Well, I shouldn’t call this scarf trash, but I really didn’t like it! 

I started making the Phiaro scarf forever ago, and finally finished it and blocked it last month.  I should have realized from the start that this pattern wasn’t really me, but I got swept up as a new and highly enthusiastic knitter!  I made this scarf before I even knew how to knit continental (more on that in another post!), so all of that right-handed slowness made this whole process quite painful. 
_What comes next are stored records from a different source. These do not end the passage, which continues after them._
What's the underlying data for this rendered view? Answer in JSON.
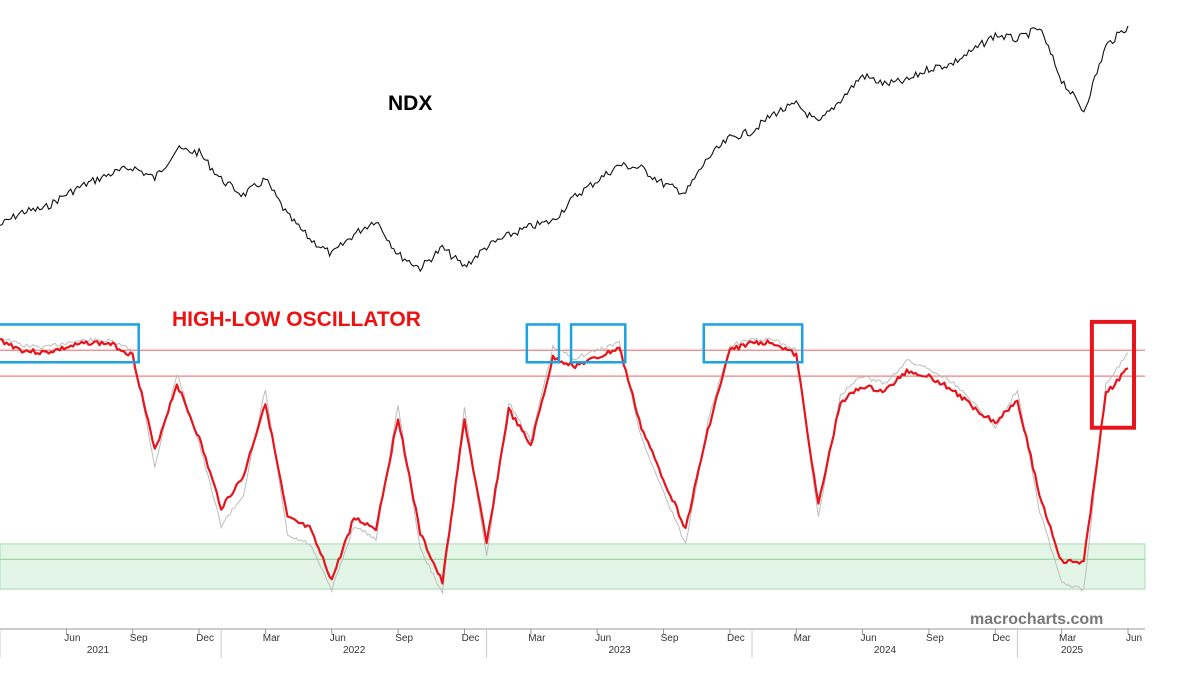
{
  "chart_data": {
    "type": "line",
    "title": "",
    "x_range": [
      "2021-03",
      "2025-06"
    ],
    "panels": [
      {
        "name": "NDX",
        "label": "NDX",
        "series_color": "#111111",
        "x": [
          "2021-03",
          "2021-04",
          "2021-05",
          "2021-06",
          "2021-07",
          "2021-08",
          "2021-09",
          "2021-10",
          "2021-11",
          "2021-12",
          "2022-01",
          "2022-02",
          "2022-03",
          "2022-04",
          "2022-05",
          "2022-06",
          "2022-07",
          "2022-08",
          "2022-09",
          "2022-10",
          "2022-11",
          "2022-12",
          "2023-01",
          "2023-02",
          "2023-03",
          "2023-04",
          "2023-05",
          "2023-06",
          "2023-07",
          "2023-08",
          "2023-09",
          "2023-10",
          "2023-11",
          "2023-12",
          "2024-01",
          "2024-02",
          "2024-03",
          "2024-04",
          "2024-05",
          "2024-06",
          "2024-07",
          "2024-08",
          "2024-09",
          "2024-10",
          "2024-11",
          "2024-12",
          "2025-01",
          "2025-02",
          "2025-03",
          "2025-04",
          "2025-05",
          "2025-06"
        ],
        "values": [
          12900,
          13500,
          13650,
          14300,
          14800,
          15200,
          15500,
          15000,
          16300,
          16150,
          14950,
          14250,
          14950,
          13350,
          12300,
          11600,
          12500,
          13150,
          11600,
          11000,
          11900,
          11050,
          11950,
          12450,
          12850,
          13100,
          14200,
          14900,
          15600,
          15450,
          14750,
          14350,
          15900,
          16800,
          17100,
          17900,
          18300,
          17450,
          18500,
          19600,
          19200,
          19350,
          19900,
          20100,
          20700,
          21400,
          21200,
          21700,
          19400,
          18000,
          20900,
          21800
        ]
      },
      {
        "name": "HIGH-LOW OSCILLATOR",
        "label": "HIGH-LOW OSCILLATOR",
        "series_color": "#e8141c",
        "secondary_color": "#bdbdbd",
        "upper_threshold_color": "#f08080",
        "lower_zone_color": "#e3f5e6",
        "x": [
          "2021-03",
          "2021-04",
          "2021-05",
          "2021-06",
          "2021-07",
          "2021-08",
          "2021-09",
          "2021-10",
          "2021-11",
          "2021-12",
          "2022-01",
          "2022-02",
          "2022-03",
          "2022-04",
          "2022-05",
          "2022-06",
          "2022-07",
          "2022-08",
          "2022-09",
          "2022-10",
          "2022-11",
          "2022-12",
          "2023-01",
          "2023-02",
          "2023-03",
          "2023-04",
          "2023-05",
          "2023-06",
          "2023-07",
          "2023-08",
          "2023-09",
          "2023-10",
          "2023-11",
          "2023-12",
          "2024-01",
          "2024-02",
          "2024-03",
          "2024-04",
          "2024-05",
          "2024-06",
          "2024-07",
          "2024-08",
          "2024-09",
          "2024-10",
          "2024-11",
          "2024-12",
          "2025-01",
          "2025-02",
          "2025-03",
          "2025-04",
          "2025-05",
          "2025-06"
        ],
        "values": [
          98,
          90,
          88,
          92,
          96,
          95,
          86,
          12,
          64,
          22,
          -32,
          -8,
          50,
          -40,
          -48,
          -88,
          -40,
          -48,
          38,
          -52,
          -90,
          36,
          -60,
          44,
          16,
          84,
          78,
          84,
          92,
          30,
          -10,
          -48,
          28,
          90,
          96,
          96,
          86,
          -30,
          50,
          62,
          58,
          74,
          70,
          60,
          46,
          34,
          52,
          -22,
          -74,
          -74,
          56,
          76
        ],
        "secondary_values": [
          100,
          94,
          92,
          96,
          98,
          97,
          90,
          0,
          72,
          18,
          -46,
          -22,
          60,
          -54,
          -60,
          -96,
          -46,
          -56,
          48,
          -64,
          -98,
          46,
          -70,
          50,
          20,
          92,
          84,
          90,
          96,
          22,
          -20,
          -60,
          34,
          94,
          98,
          98,
          90,
          -40,
          56,
          70,
          64,
          82,
          76,
          66,
          50,
          30,
          60,
          -34,
          -90,
          -96,
          64,
          88
        ],
        "upper_thresholds": [
          70,
          90
        ],
        "lower_zone": [
          -95,
          -60
        ],
        "lower_line": -72,
        "ylim": [
          -105,
          115
        ]
      }
    ],
    "x_ticks_months": [
      "Jun",
      "Sep",
      "Dec",
      "Mar",
      "Jun",
      "Sep",
      "Dec",
      "Mar",
      "Jun",
      "Sep",
      "Dec",
      "Mar",
      "Jun",
      "Sep",
      "Dec",
      "Mar",
      "Jun"
    ],
    "x_ticks_years": [
      "2021",
      "2022",
      "2023",
      "2024",
      "2025"
    ],
    "annotations": {
      "watermark": "macrocharts.com",
      "blue_box_ranges": [
        [
          "2021-03",
          "2021-09"
        ],
        [
          "2023-03",
          "2023-04"
        ],
        [
          "2023-05",
          "2023-07"
        ],
        [
          "2023-11",
          "2024-03"
        ]
      ],
      "red_box_range": [
        "2025-05",
        "2025-06"
      ],
      "blue_box_color": "#1aa3e0",
      "red_box_color": "#e8141c"
    }
  }
}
I fell in love with a blue-based colourway of Colinette Giotto last summer and had to have it.  It’s a pretty cool novelty yarn, but not very soft and hard to use.  I used two skiens to make my super-long scarf.  The Phiaro uses a really cool technique that’s hard to explain until you try it- you knit the whole thing in the round lengthwise, and then at the end unravel sections.  Finally, you cut the scarf in half.  Note- if you have twisted the knitting when you begin your first round, it doesn’t matter!  You’re cutting it in the end anyways. 
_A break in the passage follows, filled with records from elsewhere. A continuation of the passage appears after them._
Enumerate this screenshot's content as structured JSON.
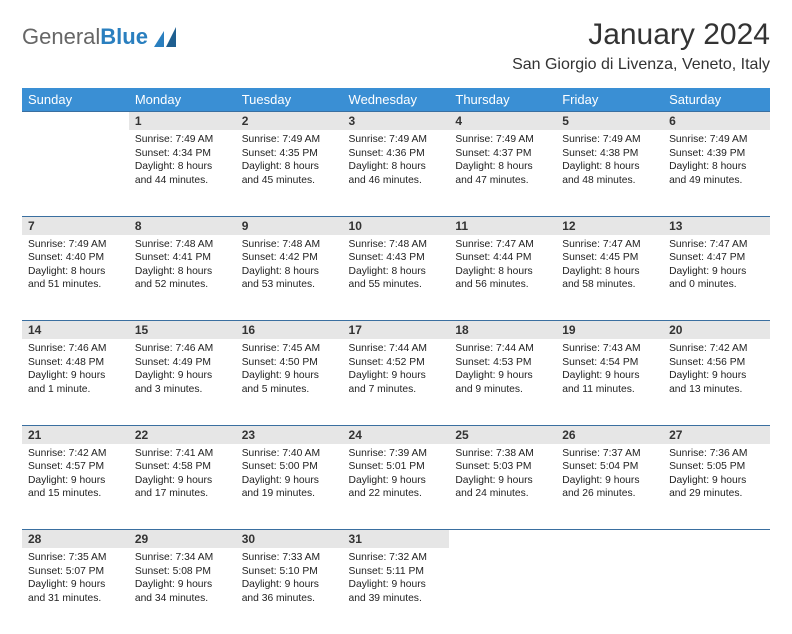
{
  "logo": {
    "text_gray": "General",
    "text_blue": "Blue"
  },
  "title": "January 2024",
  "location": "San Giorgio di Livenza, Veneto, Italy",
  "colors": {
    "header_bg": "#3a8fd4",
    "header_fg": "#ffffff",
    "daynum_bg": "#e6e6e6",
    "row_border": "#3a6fa0",
    "logo_blue": "#2a7fbf",
    "logo_gray": "#666666"
  },
  "weekdays": [
    "Sunday",
    "Monday",
    "Tuesday",
    "Wednesday",
    "Thursday",
    "Friday",
    "Saturday"
  ],
  "weeks": [
    [
      null,
      {
        "n": "1",
        "sr": "Sunrise: 7:49 AM",
        "ss": "Sunset: 4:34 PM",
        "d1": "Daylight: 8 hours",
        "d2": "and 44 minutes."
      },
      {
        "n": "2",
        "sr": "Sunrise: 7:49 AM",
        "ss": "Sunset: 4:35 PM",
        "d1": "Daylight: 8 hours",
        "d2": "and 45 minutes."
      },
      {
        "n": "3",
        "sr": "Sunrise: 7:49 AM",
        "ss": "Sunset: 4:36 PM",
        "d1": "Daylight: 8 hours",
        "d2": "and 46 minutes."
      },
      {
        "n": "4",
        "sr": "Sunrise: 7:49 AM",
        "ss": "Sunset: 4:37 PM",
        "d1": "Daylight: 8 hours",
        "d2": "and 47 minutes."
      },
      {
        "n": "5",
        "sr": "Sunrise: 7:49 AM",
        "ss": "Sunset: 4:38 PM",
        "d1": "Daylight: 8 hours",
        "d2": "and 48 minutes."
      },
      {
        "n": "6",
        "sr": "Sunrise: 7:49 AM",
        "ss": "Sunset: 4:39 PM",
        "d1": "Daylight: 8 hours",
        "d2": "and 49 minutes."
      }
    ],
    [
      {
        "n": "7",
        "sr": "Sunrise: 7:49 AM",
        "ss": "Sunset: 4:40 PM",
        "d1": "Daylight: 8 hours",
        "d2": "and 51 minutes."
      },
      {
        "n": "8",
        "sr": "Sunrise: 7:48 AM",
        "ss": "Sunset: 4:41 PM",
        "d1": "Daylight: 8 hours",
        "d2": "and 52 minutes."
      },
      {
        "n": "9",
        "sr": "Sunrise: 7:48 AM",
        "ss": "Sunset: 4:42 PM",
        "d1": "Daylight: 8 hours",
        "d2": "and 53 minutes."
      },
      {
        "n": "10",
        "sr": "Sunrise: 7:48 AM",
        "ss": "Sunset: 4:43 PM",
        "d1": "Daylight: 8 hours",
        "d2": "and 55 minutes."
      },
      {
        "n": "11",
        "sr": "Sunrise: 7:47 AM",
        "ss": "Sunset: 4:44 PM",
        "d1": "Daylight: 8 hours",
        "d2": "and 56 minutes."
      },
      {
        "n": "12",
        "sr": "Sunrise: 7:47 AM",
        "ss": "Sunset: 4:45 PM",
        "d1": "Daylight: 8 hours",
        "d2": "and 58 minutes."
      },
      {
        "n": "13",
        "sr": "Sunrise: 7:47 AM",
        "ss": "Sunset: 4:47 PM",
        "d1": "Daylight: 9 hours",
        "d2": "and 0 minutes."
      }
    ],
    [
      {
        "n": "14",
        "sr": "Sunrise: 7:46 AM",
        "ss": "Sunset: 4:48 PM",
        "d1": "Daylight: 9 hours",
        "d2": "and 1 minute."
      },
      {
        "n": "15",
        "sr": "Sunrise: 7:46 AM",
        "ss": "Sunset: 4:49 PM",
        "d1": "Daylight: 9 hours",
        "d2": "and 3 minutes."
      },
      {
        "n": "16",
        "sr": "Sunrise: 7:45 AM",
        "ss": "Sunset: 4:50 PM",
        "d1": "Daylight: 9 hours",
        "d2": "and 5 minutes."
      },
      {
        "n": "17",
        "sr": "Sunrise: 7:44 AM",
        "ss": "Sunset: 4:52 PM",
        "d1": "Daylight: 9 hours",
        "d2": "and 7 minutes."
      },
      {
        "n": "18",
        "sr": "Sunrise: 7:44 AM",
        "ss": "Sunset: 4:53 PM",
        "d1": "Daylight: 9 hours",
        "d2": "and 9 minutes."
      },
      {
        "n": "19",
        "sr": "Sunrise: 7:43 AM",
        "ss": "Sunset: 4:54 PM",
        "d1": "Daylight: 9 hours",
        "d2": "and 11 minutes."
      },
      {
        "n": "20",
        "sr": "Sunrise: 7:42 AM",
        "ss": "Sunset: 4:56 PM",
        "d1": "Daylight: 9 hours",
        "d2": "and 13 minutes."
      }
    ],
    [
      {
        "n": "21",
        "sr": "Sunrise: 7:42 AM",
        "ss": "Sunset: 4:57 PM",
        "d1": "Daylight: 9 hours",
        "d2": "and 15 minutes."
      },
      {
        "n": "22",
        "sr": "Sunrise: 7:41 AM",
        "ss": "Sunset: 4:58 PM",
        "d1": "Daylight: 9 hours",
        "d2": "and 17 minutes."
      },
      {
        "n": "23",
        "sr": "Sunrise: 7:40 AM",
        "ss": "Sunset: 5:00 PM",
        "d1": "Daylight: 9 hours",
        "d2": "and 19 minutes."
      },
      {
        "n": "24",
        "sr": "Sunrise: 7:39 AM",
        "ss": "Sunset: 5:01 PM",
        "d1": "Daylight: 9 hours",
        "d2": "and 22 minutes."
      },
      {
        "n": "25",
        "sr": "Sunrise: 7:38 AM",
        "ss": "Sunset: 5:03 PM",
        "d1": "Daylight: 9 hours",
        "d2": "and 24 minutes."
      },
      {
        "n": "26",
        "sr": "Sunrise: 7:37 AM",
        "ss": "Sunset: 5:04 PM",
        "d1": "Daylight: 9 hours",
        "d2": "and 26 minutes."
      },
      {
        "n": "27",
        "sr": "Sunrise: 7:36 AM",
        "ss": "Sunset: 5:05 PM",
        "d1": "Daylight: 9 hours",
        "d2": "and 29 minutes."
      }
    ],
    [
      {
        "n": "28",
        "sr": "Sunrise: 7:35 AM",
        "ss": "Sunset: 5:07 PM",
        "d1": "Daylight: 9 hours",
        "d2": "and 31 minutes."
      },
      {
        "n": "29",
        "sr": "Sunrise: 7:34 AM",
        "ss": "Sunset: 5:08 PM",
        "d1": "Daylight: 9 hours",
        "d2": "and 34 minutes."
      },
      {
        "n": "30",
        "sr": "Sunrise: 7:33 AM",
        "ss": "Sunset: 5:10 PM",
        "d1": "Daylight: 9 hours",
        "d2": "and 36 minutes."
      },
      {
        "n": "31",
        "sr": "Sunrise: 7:32 AM",
        "ss": "Sunset: 5:11 PM",
        "d1": "Daylight: 9 hours",
        "d2": "and 39 minutes."
      },
      null,
      null,
      null
    ]
  ]
}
Luckily the scarf didn’t sit on a shelf, neglected, forever.  My friend Gilly, with her love of colour, ended up quite liking it, and I gifted it to her.  No more feeling guilty about all of that time and money spent!  Here are the results:

I think this would be a great project for a Buddhist, as you make a gigantic swath of stockinette, unravel half of it, hate it then give it away!  So it was good for me?